Monday, December 3, 2007

D'Souza and Pascal's Wager

In my previous post, I praised Dinesh D'Souza's debating skills. He defends the existence of an invisible entity about as well as anyone could hope to. Nevertheless...

Unlike many apologists, D'Souza is careful not to trample on science. He concedes evolution and the big bang. He does seem to concede that at least some portions of the Bible are now irrelevant, or are purely metaphorical. He employs common sense, stating that every effect has a cause, and then defining "God" as the ultimate cause. His god is skilled at dodging metaphysical attacks. One does suspect, however, that D'Souza holds the usual array of inane beliefs, and is simply smart enough to avoid getting shot down.

D'Souza employs Pascal's wager in the debate. This is simply the notion that it's better to believe in God than disbelieve, because:

1) If God exists, you'll be infinitely rewarded for faith.
2) If God doesn't exist, believing in him has done little or no harm to your life.

Typically, this argument is refuted by asking, "which God?" If you place faith in the wrong God, you might well wind up in hell. Daniel Dennett refrained from summoning this argument...perhaps he just finds it boring.

In any case, those who invoke Pascal's wager do have a very specific vision of God. Those who "believe in" him get some kind of reward, while the others don't. These others may have performed any number of good works in their lives. They may have lived in constant awe at the beauty and complexity and vastness of nature. But they're shut out of the cosmic sweepstakes because they don't carry a particular set of beliefs. So, while D'Souza won't offer many overt hints as to the specific qualities of his god, his invocation of Pascal tips his hand.

In his incessant quest to appear "reasonable", D'Souza states that one can't know that God exists. One can simply believe. I find this bizarre. If God broadcasts himself on every TV and radio wavelength, in every language, as Lex Luthor has been known to do, we wouldn't believe...we'd know. And what does "believe in" mean anyway? Does it mean that I've managed to shut out every last doubt? (wouldn't that be "knowing"?) That I try my damndest to spread the meme? That I repeat a particular prayer a certain number of times? That I believe I believe?

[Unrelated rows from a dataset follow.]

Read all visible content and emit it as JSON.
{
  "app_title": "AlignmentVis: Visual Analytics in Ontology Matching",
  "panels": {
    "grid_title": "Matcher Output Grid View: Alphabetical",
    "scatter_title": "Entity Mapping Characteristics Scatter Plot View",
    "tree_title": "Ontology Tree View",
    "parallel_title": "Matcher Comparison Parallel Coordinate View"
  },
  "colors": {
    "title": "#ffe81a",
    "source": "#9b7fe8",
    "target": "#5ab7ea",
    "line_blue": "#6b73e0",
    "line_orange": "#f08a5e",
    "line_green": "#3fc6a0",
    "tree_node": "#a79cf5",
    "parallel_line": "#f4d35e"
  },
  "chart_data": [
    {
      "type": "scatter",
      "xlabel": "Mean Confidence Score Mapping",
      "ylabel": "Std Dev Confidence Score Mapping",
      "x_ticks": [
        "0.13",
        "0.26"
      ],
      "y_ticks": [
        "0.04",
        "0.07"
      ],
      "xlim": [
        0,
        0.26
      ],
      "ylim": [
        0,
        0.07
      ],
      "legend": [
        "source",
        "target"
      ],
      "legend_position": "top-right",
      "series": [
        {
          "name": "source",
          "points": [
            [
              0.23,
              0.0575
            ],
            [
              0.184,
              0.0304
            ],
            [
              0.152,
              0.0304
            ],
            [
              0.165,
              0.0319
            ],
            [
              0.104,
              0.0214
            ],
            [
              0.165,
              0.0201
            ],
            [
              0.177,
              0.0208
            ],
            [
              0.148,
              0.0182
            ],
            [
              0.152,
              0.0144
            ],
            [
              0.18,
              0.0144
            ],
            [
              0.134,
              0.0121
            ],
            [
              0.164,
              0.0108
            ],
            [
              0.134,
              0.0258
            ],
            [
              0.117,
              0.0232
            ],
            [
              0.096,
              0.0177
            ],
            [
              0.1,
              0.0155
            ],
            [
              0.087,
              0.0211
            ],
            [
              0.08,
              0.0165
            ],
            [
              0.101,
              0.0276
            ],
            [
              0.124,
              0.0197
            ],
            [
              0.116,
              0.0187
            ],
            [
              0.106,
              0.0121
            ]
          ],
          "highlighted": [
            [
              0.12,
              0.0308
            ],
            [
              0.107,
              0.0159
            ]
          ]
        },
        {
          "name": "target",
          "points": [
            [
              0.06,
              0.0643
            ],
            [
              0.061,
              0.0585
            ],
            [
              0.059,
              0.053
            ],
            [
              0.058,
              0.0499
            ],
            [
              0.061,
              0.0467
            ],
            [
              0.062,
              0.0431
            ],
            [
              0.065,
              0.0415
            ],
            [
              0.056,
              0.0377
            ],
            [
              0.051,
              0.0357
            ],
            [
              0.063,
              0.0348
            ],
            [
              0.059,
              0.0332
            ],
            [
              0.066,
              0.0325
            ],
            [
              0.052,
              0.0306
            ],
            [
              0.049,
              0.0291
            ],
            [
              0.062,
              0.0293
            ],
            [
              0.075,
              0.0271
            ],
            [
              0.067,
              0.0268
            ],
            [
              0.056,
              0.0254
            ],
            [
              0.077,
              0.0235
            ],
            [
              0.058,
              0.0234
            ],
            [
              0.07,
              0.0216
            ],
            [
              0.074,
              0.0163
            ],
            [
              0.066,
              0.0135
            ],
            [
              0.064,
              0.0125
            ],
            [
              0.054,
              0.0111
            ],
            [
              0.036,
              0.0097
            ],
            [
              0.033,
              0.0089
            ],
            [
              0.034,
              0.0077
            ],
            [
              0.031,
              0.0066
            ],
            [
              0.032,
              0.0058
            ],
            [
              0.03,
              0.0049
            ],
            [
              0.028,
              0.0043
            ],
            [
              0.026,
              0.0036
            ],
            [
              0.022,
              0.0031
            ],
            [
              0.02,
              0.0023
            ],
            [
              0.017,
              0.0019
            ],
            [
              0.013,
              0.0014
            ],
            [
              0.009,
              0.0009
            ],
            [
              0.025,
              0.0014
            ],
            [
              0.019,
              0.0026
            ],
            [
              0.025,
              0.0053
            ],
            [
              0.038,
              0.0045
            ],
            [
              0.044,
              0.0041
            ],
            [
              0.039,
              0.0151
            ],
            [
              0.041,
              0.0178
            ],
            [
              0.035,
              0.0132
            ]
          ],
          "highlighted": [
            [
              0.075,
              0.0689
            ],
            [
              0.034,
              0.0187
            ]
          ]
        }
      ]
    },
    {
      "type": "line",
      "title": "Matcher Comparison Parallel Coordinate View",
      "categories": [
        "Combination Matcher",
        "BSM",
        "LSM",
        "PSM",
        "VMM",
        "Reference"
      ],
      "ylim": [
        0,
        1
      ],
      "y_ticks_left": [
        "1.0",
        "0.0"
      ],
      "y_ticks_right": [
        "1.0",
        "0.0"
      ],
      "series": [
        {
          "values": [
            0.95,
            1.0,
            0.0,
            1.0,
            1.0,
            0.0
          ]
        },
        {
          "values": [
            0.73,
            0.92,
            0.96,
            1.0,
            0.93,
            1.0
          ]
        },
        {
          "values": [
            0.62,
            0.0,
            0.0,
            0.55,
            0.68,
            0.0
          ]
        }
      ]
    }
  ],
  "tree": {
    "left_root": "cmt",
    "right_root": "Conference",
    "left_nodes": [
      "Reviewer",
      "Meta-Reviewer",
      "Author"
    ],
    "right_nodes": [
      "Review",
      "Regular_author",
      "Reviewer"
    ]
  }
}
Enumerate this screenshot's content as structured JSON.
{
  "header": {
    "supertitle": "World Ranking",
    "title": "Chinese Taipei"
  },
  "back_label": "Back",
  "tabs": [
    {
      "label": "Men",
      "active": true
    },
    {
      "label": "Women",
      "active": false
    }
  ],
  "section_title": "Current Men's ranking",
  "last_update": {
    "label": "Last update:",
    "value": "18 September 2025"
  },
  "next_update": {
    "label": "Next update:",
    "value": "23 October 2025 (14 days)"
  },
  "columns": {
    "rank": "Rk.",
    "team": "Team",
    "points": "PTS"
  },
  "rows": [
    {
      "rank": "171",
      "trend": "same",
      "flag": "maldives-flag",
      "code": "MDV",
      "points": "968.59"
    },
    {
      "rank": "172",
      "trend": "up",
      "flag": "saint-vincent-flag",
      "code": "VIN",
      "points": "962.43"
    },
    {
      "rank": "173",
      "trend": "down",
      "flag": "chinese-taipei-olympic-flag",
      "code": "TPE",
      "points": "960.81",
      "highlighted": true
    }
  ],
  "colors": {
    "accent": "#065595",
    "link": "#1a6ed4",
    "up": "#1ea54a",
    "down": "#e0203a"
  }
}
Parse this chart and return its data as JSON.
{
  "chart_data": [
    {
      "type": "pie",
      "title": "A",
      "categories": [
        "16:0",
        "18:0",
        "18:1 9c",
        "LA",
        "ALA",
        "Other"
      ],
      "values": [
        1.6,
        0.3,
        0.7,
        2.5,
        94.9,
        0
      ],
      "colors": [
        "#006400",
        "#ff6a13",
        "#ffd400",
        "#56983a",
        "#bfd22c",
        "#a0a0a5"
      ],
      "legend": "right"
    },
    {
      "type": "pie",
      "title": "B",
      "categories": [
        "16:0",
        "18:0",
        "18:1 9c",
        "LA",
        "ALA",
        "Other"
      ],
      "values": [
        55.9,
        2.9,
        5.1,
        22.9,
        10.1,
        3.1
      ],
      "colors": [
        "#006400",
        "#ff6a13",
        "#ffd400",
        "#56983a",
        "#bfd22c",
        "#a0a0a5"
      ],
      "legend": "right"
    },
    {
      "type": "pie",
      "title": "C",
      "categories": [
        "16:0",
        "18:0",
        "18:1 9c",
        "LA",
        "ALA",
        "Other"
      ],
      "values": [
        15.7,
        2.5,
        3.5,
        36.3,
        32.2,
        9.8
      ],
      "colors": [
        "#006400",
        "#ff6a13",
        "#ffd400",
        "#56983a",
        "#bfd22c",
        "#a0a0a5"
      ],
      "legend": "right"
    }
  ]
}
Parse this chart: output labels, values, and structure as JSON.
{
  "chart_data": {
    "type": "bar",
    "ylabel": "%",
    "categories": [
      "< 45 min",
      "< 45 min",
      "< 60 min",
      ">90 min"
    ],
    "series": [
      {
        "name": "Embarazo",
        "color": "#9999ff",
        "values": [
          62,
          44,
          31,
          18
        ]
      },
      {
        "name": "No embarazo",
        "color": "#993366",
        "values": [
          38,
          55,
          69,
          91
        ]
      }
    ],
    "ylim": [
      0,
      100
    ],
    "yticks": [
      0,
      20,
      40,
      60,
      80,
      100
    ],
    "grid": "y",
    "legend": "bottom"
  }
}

D'Souza spent a good deal of time shouting, for no particular reason. I'd guess he's emulating some preacher who made a big impression at some point. Dennett seemed far more mellow, conciliatory, and cuddly. More sane, actually. Yet we're supposed to believe that there's some ineffable difference between these two men that will cause D'Souza to experience union with his maker, and Dennett to be eternally shut out.